False New Data Detection
# Check latest data in database
sqlite3 water_monitoring.db "SELECT MAX(timestamp) FROM water_measurements;"
# Verify timestamp parsing
python -c "
import datetime
print('Current hour:', datetime.datetime.now().replace(minute=0, second=0, microsecond=0))
"
📈 Monitoring and Alerts
Key Metrics to Monitor
- Hourly Success Rate: Percentage of hourly checks that find new data
- Retry Duration: How long system stays in retry mode
- Data Freshness: Time since last successful data update
- API Response Time: Performance of data fetching operations
Alert Conditions
- Extended Retry Mode: System in retry mode for > 30 minutes
- No Data for 2+ Hours: No new data found for extended period
- High Error Rate: Multiple consecutive API failures
- Database Issues: Connection or save failures
Health Check Script
#!/bin/bash
# Check if system is stuck in retry mode
RETRY_COUNT=$(tail -n 100 water_monitor.log | grep -c "RETRY CHECK")
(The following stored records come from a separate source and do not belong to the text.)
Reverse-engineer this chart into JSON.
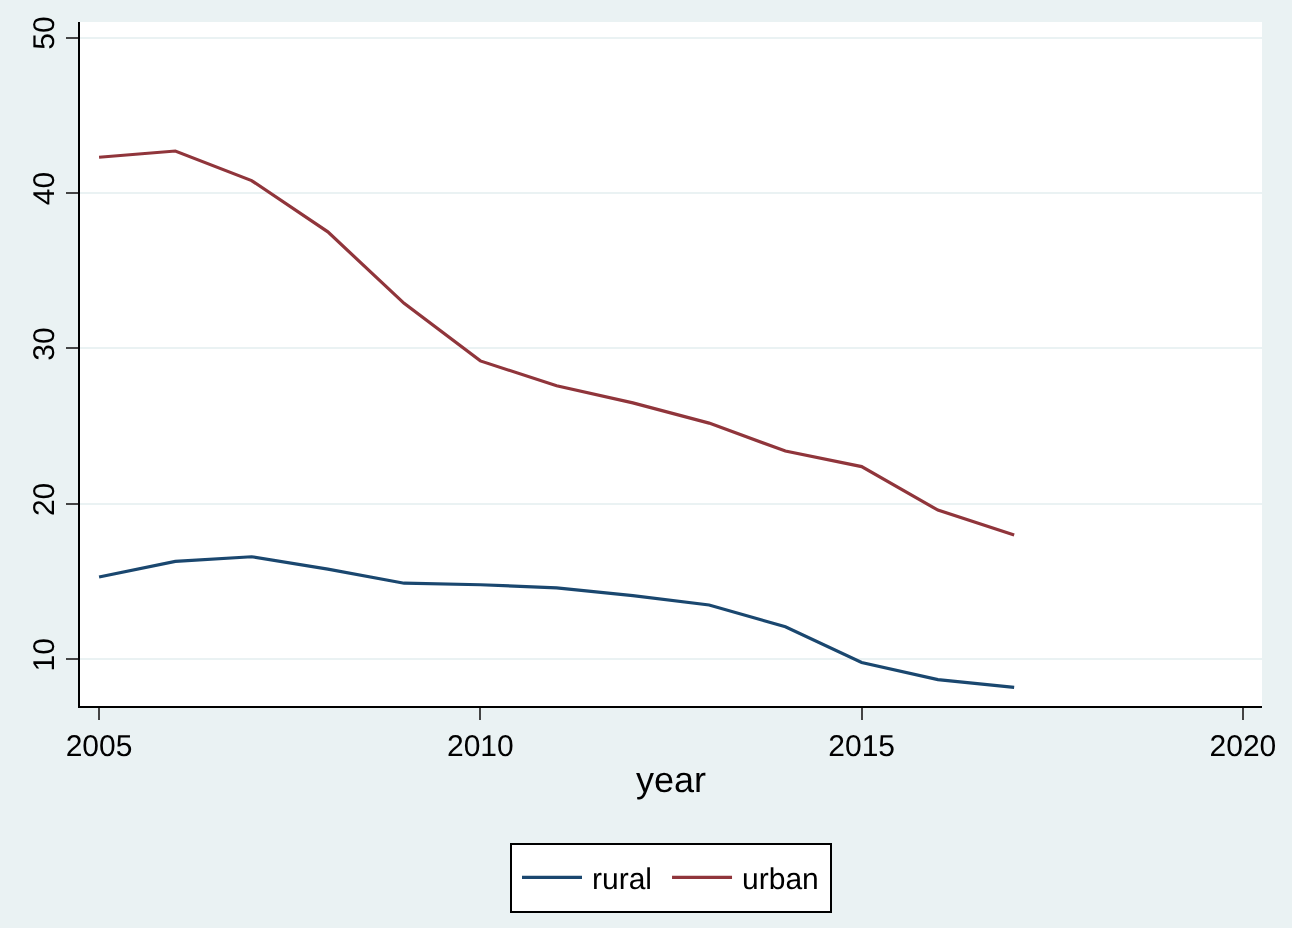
{
  "chart_data": {
    "type": "line",
    "xlabel": "year",
    "x": [
      2005,
      2006,
      2007,
      2008,
      2009,
      2010,
      2011,
      2012,
      2013,
      2014,
      2015,
      2016,
      2017
    ],
    "series": [
      {
        "name": "rural",
        "color": "#1a476f",
        "values": [
          15.3,
          16.3,
          16.6,
          15.8,
          14.9,
          14.8,
          14.6,
          14.1,
          13.5,
          12.1,
          9.8,
          8.7,
          8.2
        ]
      },
      {
        "name": "urban",
        "color": "#90353b",
        "values": [
          42.3,
          42.7,
          40.8,
          37.5,
          32.9,
          29.2,
          27.6,
          26.5,
          25.2,
          23.4,
          22.4,
          19.6,
          18.0
        ]
      }
    ],
    "xlim": [
      2004.75,
      2020.25
    ],
    "xticks": [
      2005,
      2010,
      2015,
      2020
    ],
    "ylim": [
      7,
      51
    ],
    "yticks": [
      10,
      20,
      30,
      40,
      50
    ],
    "grid": "y",
    "legend": "bottom",
    "marker": "none",
    "line_style": "solid"
  }
}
if [ $RETRY_COUNT -gt 6 ]; then
echo "WARNING: System may be stuck in retry mode ($RETRY_COUNT retries in last 100 log entries)"
fi
# Check data freshness
LATEST_DATA=$(sqlite3 water_monitoring.db "SELECT MAX(timestamp) FROM water_measurements;")
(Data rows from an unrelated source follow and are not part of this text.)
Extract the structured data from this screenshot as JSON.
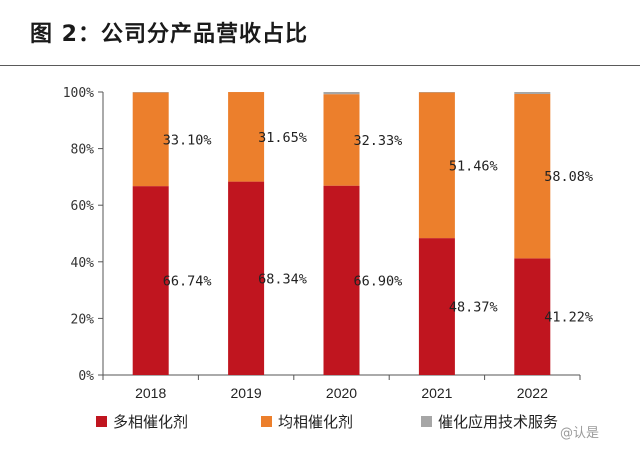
{
  "title": "图 2：公司分产品营收占比",
  "watermark": "@认是",
  "colors": {
    "multiphase": "#c0151f",
    "homogeneous": "#ec7f2c",
    "service": "#a6a6a6",
    "axis": "#555555"
  },
  "chart_data": {
    "type": "bar",
    "stacked": true,
    "categories": [
      "2018",
      "2019",
      "2020",
      "2021",
      "2022"
    ],
    "ylim": [
      0,
      100
    ],
    "yticks": [
      "0%",
      "20%",
      "40%",
      "60%",
      "80%",
      "100%"
    ],
    "series": [
      {
        "name": "多相催化剂",
        "color": "#c0151f",
        "values": [
          66.74,
          68.34,
          66.9,
          48.37,
          41.22
        ],
        "labels": [
          "66.74%",
          "68.34%",
          "66.90%",
          "48.37%",
          "41.22%"
        ]
      },
      {
        "name": "均相催化剂",
        "color": "#ec7f2c",
        "values": [
          33.1,
          31.65,
          32.33,
          51.46,
          58.08
        ],
        "labels": [
          "33.10%",
          "31.65%",
          "32.33%",
          "51.46%",
          "58.08%"
        ]
      },
      {
        "name": "催化应用技术服务",
        "color": "#a6a6a6",
        "values": [
          0.16,
          0.01,
          0.77,
          0.17,
          0.7
        ]
      }
    ],
    "legend_position": "bottom"
  }
}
echo "Latest data timestamp: $LATEST_DATA"
🎯 Best Practices
Production Deployment
- Monitor Logs: Watch for retry mode patterns
- Set Alerts: Configure notifications for extended retry periods
- Regular Maintenance: Weekly gap filling and data validation
- Backup Strategy: Regular database backups before major operations
Performance Tuning
- Adjust Buffer Time: Modify data availability buffer based on API patterns
- Optimize Retry Interval: Balance between responsiveness and API load
- Database Indexing: Ensure proper indexes for timestamp queries
- Connection Pooling: Configure appropriate database connection limits
This enhanced scheduler ensures reliable, efficient, and intelligent water level monitoring with automatic adaptation to data availability patterns.